Ansätze einer sensorrealistischen Simulation gibt es bereits seit einigen Jahren. So lässt sich mit manchen Tools etwa die Sensorposition optimieren, indem ein Bild des Objekts aus einer beliebigen Position simuliert wird. Der Bildverarbeiter kann dann entscheiden, ob die relevanten Merkmale des Objekts in hinreichender Qualität erfasst werden. Auch andere Komponenten der Bilderfassung wie z.B. Beleuchtungseinrichtungen oder Abbildungsoptiken lassen sich bereits in der Simulation auswählen. Ein umfassendes sensorrealistisches Simulationswerkzeug für die automatische Sichtprüfung existiert derzeit noch nicht. Für die automatische Sichtprüfung sind zahlreiche Parameter der Beleuchtung, Kamera und auch der Szene und der Umgebung relevant, die alle festgelegt und in geeigneter Weise berücksichtigt werden müssen.
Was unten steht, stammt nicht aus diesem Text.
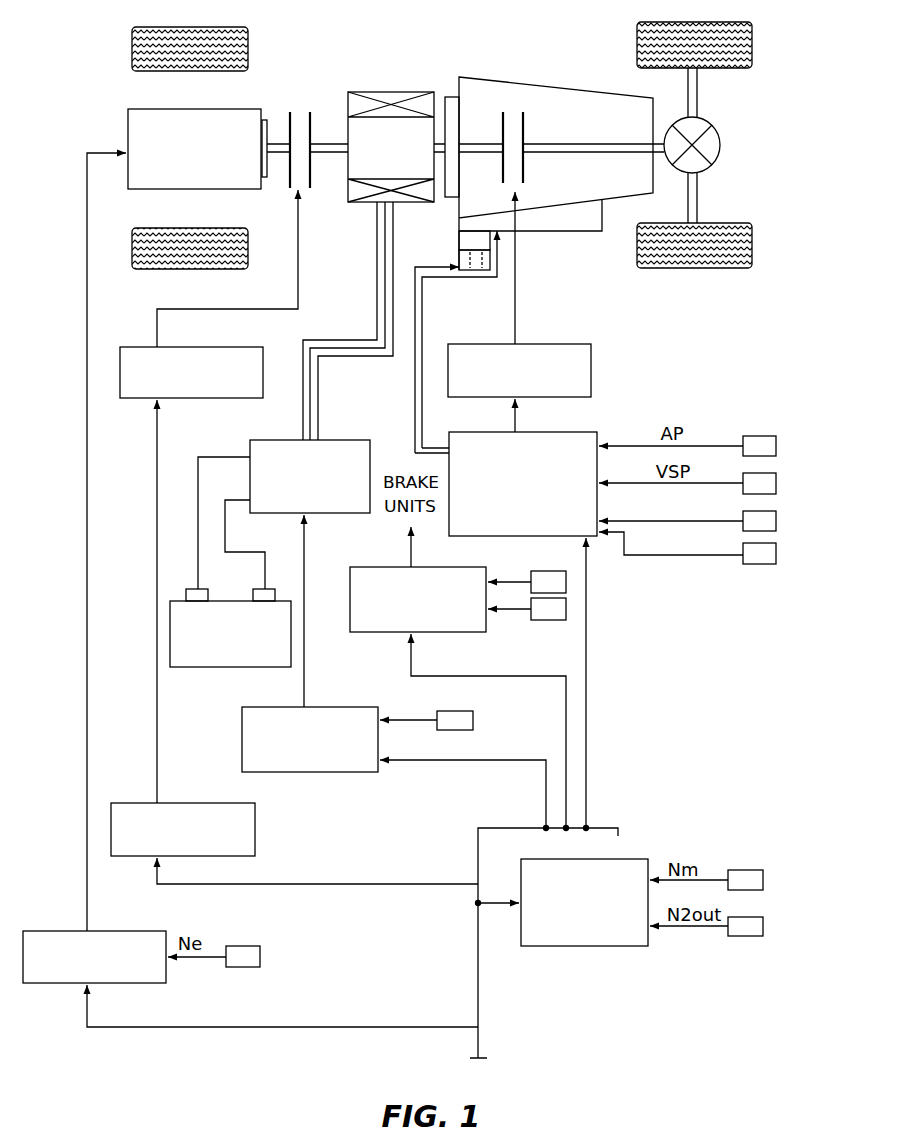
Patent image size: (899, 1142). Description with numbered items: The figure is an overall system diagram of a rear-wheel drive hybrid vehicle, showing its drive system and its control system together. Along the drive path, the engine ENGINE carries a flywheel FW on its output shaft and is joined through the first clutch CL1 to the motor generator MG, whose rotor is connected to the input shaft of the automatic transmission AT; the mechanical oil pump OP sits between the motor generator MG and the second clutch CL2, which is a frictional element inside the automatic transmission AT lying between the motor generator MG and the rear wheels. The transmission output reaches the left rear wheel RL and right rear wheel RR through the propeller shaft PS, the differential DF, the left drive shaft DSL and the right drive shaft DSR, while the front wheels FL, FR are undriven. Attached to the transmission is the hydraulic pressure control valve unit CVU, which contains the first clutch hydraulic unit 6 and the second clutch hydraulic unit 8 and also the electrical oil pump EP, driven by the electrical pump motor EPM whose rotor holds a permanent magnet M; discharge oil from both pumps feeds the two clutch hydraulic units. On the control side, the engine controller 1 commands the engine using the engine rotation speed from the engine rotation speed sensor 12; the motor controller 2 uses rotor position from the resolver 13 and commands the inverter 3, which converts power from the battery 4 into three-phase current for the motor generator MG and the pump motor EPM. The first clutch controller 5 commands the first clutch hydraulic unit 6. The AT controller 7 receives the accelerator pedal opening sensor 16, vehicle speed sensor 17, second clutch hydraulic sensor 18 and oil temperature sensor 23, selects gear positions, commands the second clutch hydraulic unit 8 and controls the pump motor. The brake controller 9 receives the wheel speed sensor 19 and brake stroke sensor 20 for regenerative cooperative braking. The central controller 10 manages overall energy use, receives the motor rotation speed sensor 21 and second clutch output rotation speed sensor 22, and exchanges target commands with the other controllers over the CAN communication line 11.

The engine controller 1 is at (126, 931).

Auch wenn computergrafische Verfahren im Prinzip geeignet sind, um die Szene sensorrealistisch darzustellen, so fehlen dennoch passende Tools, um diese Parameter auszuwählen und zu optimieren. Momentane Forschungs- und Entwicklungsarbeiten, u.a. am Fraunhofer IOSB, am Fraunhofer IPA und am KIT, belegen das Potenzial sensorrealistischer Bildsimulation. Noch gibt es keine leicht bedienbare Software für die sensorrealistische Simulation, aber man kann davon ausgehen, dass solche Tools in wenigen Jahren zum normalen Werkzeug für die Erstellung von Bildverarbeitungssystemen gehören werden – so wie heute CAD zur Konstruktion.